Love and sex in Japan have long exercised a strange fascination over the Western intellect. Consider the strangest fruit in the orchard: a novel, The Apprentice, written by Lewis “Scooter” Libby, set in turn-of-the-century Japan, which contains the sentence: “At age 10 the madam put the child in a cage with a bear trained to couple with young girls so the girls would be frigid and not fall in love with their patrons.” Allowed to go out of print, it enjoyed a brief vogue after Libby, a former Dick Cheney adviser, became embroiled in the Valerie Plame scandal, was disbarred, and went to jail.
Now, in Lovesick Japan, an American law prof parses love, sex and marriage in thousands of Japanese judicial decisions—divorces, sexual assaults, molestations—for an arresting glimpse into Japan’s secret heart. West, who has written widely on Japanese law, argues the rulings betray an underlying assumption among Japanese judges that “physical and emotional intimacy, affection, and interconnectedness in personal relationships” are largely absent between the sexes—even from marriage vows (West reports one bride promised not so much love as to greet her husband “with a smile on my face when he comes home late from drinking, and to moderate my purchases of brand-name handbags”).
Could it be otherwise?
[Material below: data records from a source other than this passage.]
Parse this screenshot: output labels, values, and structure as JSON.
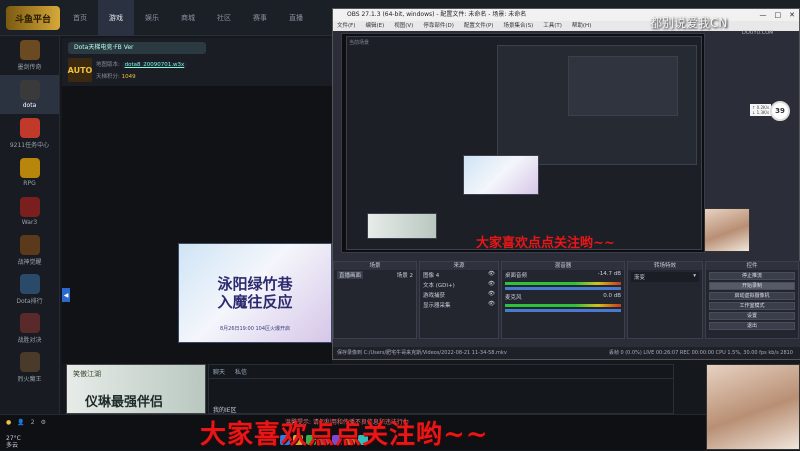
{
  "app": {
    "logo_text": "斗鱼平台",
    "nav": [
      "首页",
      "游戏",
      "娱乐",
      "商城",
      "社区",
      "赛事",
      "直播"
    ]
  },
  "sidebar": {
    "items": [
      {
        "label": "墨剑传奇",
        "color": "#6b4a22"
      },
      {
        "label": "dota",
        "color": "#3a3a3a"
      },
      {
        "label": "9211任务中心",
        "color": "#c0392b"
      },
      {
        "label": "RPG",
        "color": "#b8860b"
      },
      {
        "label": "War3",
        "color": "#7a1e1e"
      },
      {
        "label": "战神觉醒",
        "color": "#5a3a1a"
      },
      {
        "label": "Dota排行",
        "color": "#2a4a6a"
      },
      {
        "label": "战胜对决",
        "color": "#5a2a2a"
      },
      {
        "label": "烈火魔王",
        "color": "#4a3a2a"
      }
    ]
  },
  "room": {
    "title": "Dota天梯电竞·FB Ver",
    "avatar_text": "AUTO",
    "map_label": "地图版本:",
    "map_value": "dota8_20090701.w3x",
    "online_label": "天梯积分:",
    "online_value": "1049"
  },
  "banner": {
    "title_line1": "泳阳绿竹巷",
    "title_line2": "入魔往反应",
    "subtitle": "8月26日19:00 104区火爆开启"
  },
  "poster": {
    "top_text": "笑傲江湖",
    "main_text": "仪琳最强伴侣"
  },
  "chat": {
    "tabs": [
      "聊天",
      "私信"
    ],
    "line": "我的IE区"
  },
  "obs": {
    "title": "OBS 27.1.3 (64-bit, windows) - 配置文件: 未命名 - 场景: 未命名",
    "menu": [
      "文件(F)",
      "编辑(E)",
      "视图(V)",
      "停靠部件(D)",
      "配置文件(P)",
      "场景集合(S)",
      "工具(T)",
      "帮助(H)"
    ],
    "dock_scenes": "场景",
    "dock_sources": "来源",
    "dock_mixer": "混音器",
    "dock_transitions": "转场特效",
    "dock_controls": "控件",
    "scene_items": [
      "直播画面",
      "场景 2"
    ],
    "source_items": [
      "图像 4",
      "文本 (GDI+)",
      "游戏捕获",
      "显示器采集"
    ],
    "mixer_items": [
      {
        "name": "桌面音频",
        "db": "-14.7 dB"
      },
      {
        "name": "麦克风",
        "db": "0.0 dB"
      }
    ],
    "transition_value": "渐变",
    "controls": [
      {
        "label": "停止推流",
        "on": false
      },
      {
        "label": "开始录制",
        "on": true
      },
      {
        "label": "启动虚拟摄像机",
        "on": false
      },
      {
        "label": "工作室模式",
        "on": false
      },
      {
        "label": "设置",
        "on": false
      },
      {
        "label": "退出",
        "on": false
      }
    ],
    "status_left": "保存录像到 C:/Users/肥宅牛哥来克斯/Videos/2022-08-21 11-34-58.mkv",
    "status_right": "丢帧 0 (0.0%)   LIVE 00:26:07   REC 00:00:00   CPU 1.5%, 30.00 fps   kb/s 2810",
    "nested_title": "当前场景"
  },
  "overlay": {
    "follow_text": "大家喜欢点点关注哟~~",
    "small_text": "温馨提示: 请勿利用和传播不良信息和违法行为"
  },
  "watermark": {
    "main": "都别说爱我CN",
    "sub": "DOUYU.COM"
  },
  "net": {
    "percent": "39",
    "up": "↑ 0.2K/s",
    "down": "↓ 1.3K/s"
  },
  "taskbar": {
    "weather_temp": "27°C",
    "weather_desc": "多云",
    "tray_count": "2"
  }
}
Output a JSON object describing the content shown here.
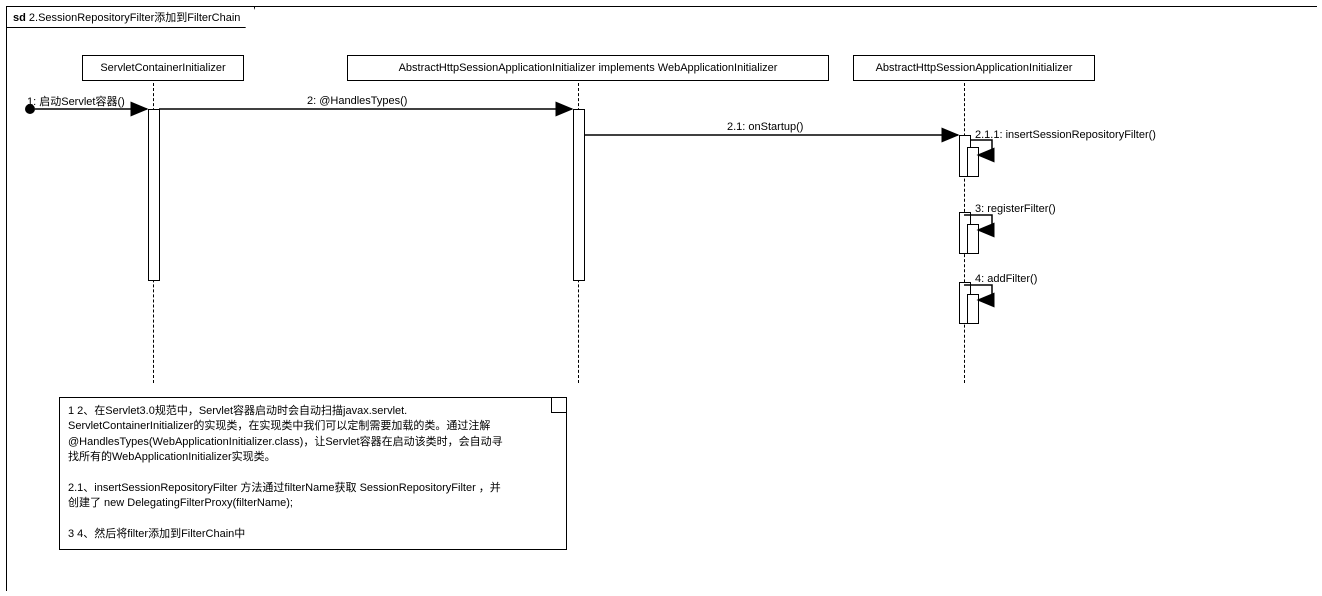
{
  "frame": {
    "prefix": "sd",
    "title": "2.SessionRepositoryFilter添加到FilterChain"
  },
  "lifelines": {
    "p1": "ServletContainerInitializer",
    "p2": "AbstractHttpSessionApplicationInitializer implements WebApplicationInitializer",
    "p3": "AbstractHttpSessionApplicationInitializer"
  },
  "messages": {
    "m1": "1: 启动Servlet容器()",
    "m2": "2: @HandlesTypes()",
    "m21": "2.1: onStartup()",
    "m211": "2.1.1: insertSessionRepositoryFilter()",
    "m3": "3: registerFilter()",
    "m4": "4: addFilter()"
  },
  "note": {
    "l1": "1 2、在Servlet3.0规范中，Servlet容器启动时会自动扫描javax.servlet.",
    "l2": "ServletContainerInitializer的实现类，在实现类中我们可以定制需要加载的类。通过注解",
    "l3": "@HandlesTypes(WebApplicationInitializer.class)，让Servlet容器在启动该类时，会自动寻",
    "l4": "找所有的WebApplicationInitializer实现类。",
    "l5": "2.1、insertSessionRepositoryFilter 方法通过filterName获取 SessionRepositoryFilter ，并",
    "l6": "创建了 new DelegatingFilterProxy(filterName);",
    "l7": "3 4、然后将filter添加到FilterChain中"
  },
  "chart_data": {
    "type": "table",
    "diagram_kind": "UML sequence diagram",
    "frame_label": "sd 2.SessionRepositoryFilter添加到FilterChain",
    "participants": [
      "ServletContainerInitializer",
      "AbstractHttpSessionApplicationInitializer implements WebApplicationInitializer",
      "AbstractHttpSessionApplicationInitializer"
    ],
    "messages": [
      {
        "seq": "1",
        "from": "start",
        "to": "ServletContainerInitializer",
        "label": "启动Servlet容器()"
      },
      {
        "seq": "2",
        "from": "ServletContainerInitializer",
        "to": "AbstractHttpSessionApplicationInitializer implements WebApplicationInitializer",
        "label": "@HandlesTypes()"
      },
      {
        "seq": "2.1",
        "from": "AbstractHttpSessionApplicationInitializer implements WebApplicationInitializer",
        "to": "AbstractHttpSessionApplicationInitializer",
        "label": "onStartup()"
      },
      {
        "seq": "2.1.1",
        "from": "AbstractHttpSessionApplicationInitializer",
        "to": "AbstractHttpSessionApplicationInitializer",
        "label": "insertSessionRepositoryFilter()",
        "self": true
      },
      {
        "seq": "3",
        "from": "AbstractHttpSessionApplicationInitializer",
        "to": "AbstractHttpSessionApplicationInitializer",
        "label": "registerFilter()",
        "self": true
      },
      {
        "seq": "4",
        "from": "AbstractHttpSessionApplicationInitializer",
        "to": "AbstractHttpSessionApplicationInitializer",
        "label": "addFilter()",
        "self": true
      }
    ],
    "note_text": "1 2、在Servlet3.0规范中，Servlet容器启动时会自动扫描javax.servlet.ServletContainerInitializer的实现类，在实现类中我们可以定制需要加载的类。通过注解@HandlesTypes(WebApplicationInitializer.class)，让Servlet容器在启动该类时，会自动寻找所有的WebApplicationInitializer实现类。\n2.1、insertSessionRepositoryFilter 方法通过filterName获取 SessionRepositoryFilter ，并创建了 new DelegatingFilterProxy(filterName);\n3 4、然后将filter添加到FilterChain中"
  }
}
A 2006 government survey found half of Japanese men and women had no relationships of any kind with members of the opposite sex, not even friendships. Many men pay for their first sexual experiences. An astounding number of both men and women remain virgins into their 30s (how-to books for late starters advise men to clip their fingernails before the act). Where love does surface, it’s seen by judges as “an overwhelming, disorienting force to which people unwittingly cede self-control.” Judges therefore view marriage as necessarily loveless, and conjugal sex (when it happens at all) as largely procreative.
Throughout, West presents a judiciary not too abashed to delve into the details. “Japanese courts have no problem waltzing into bedrooms and brothels in ways not essential to deciding the case at hand,” he writes, though West, too, occasionally suffers from the same prurience. A fascinating book, but be prepared to feel dirty.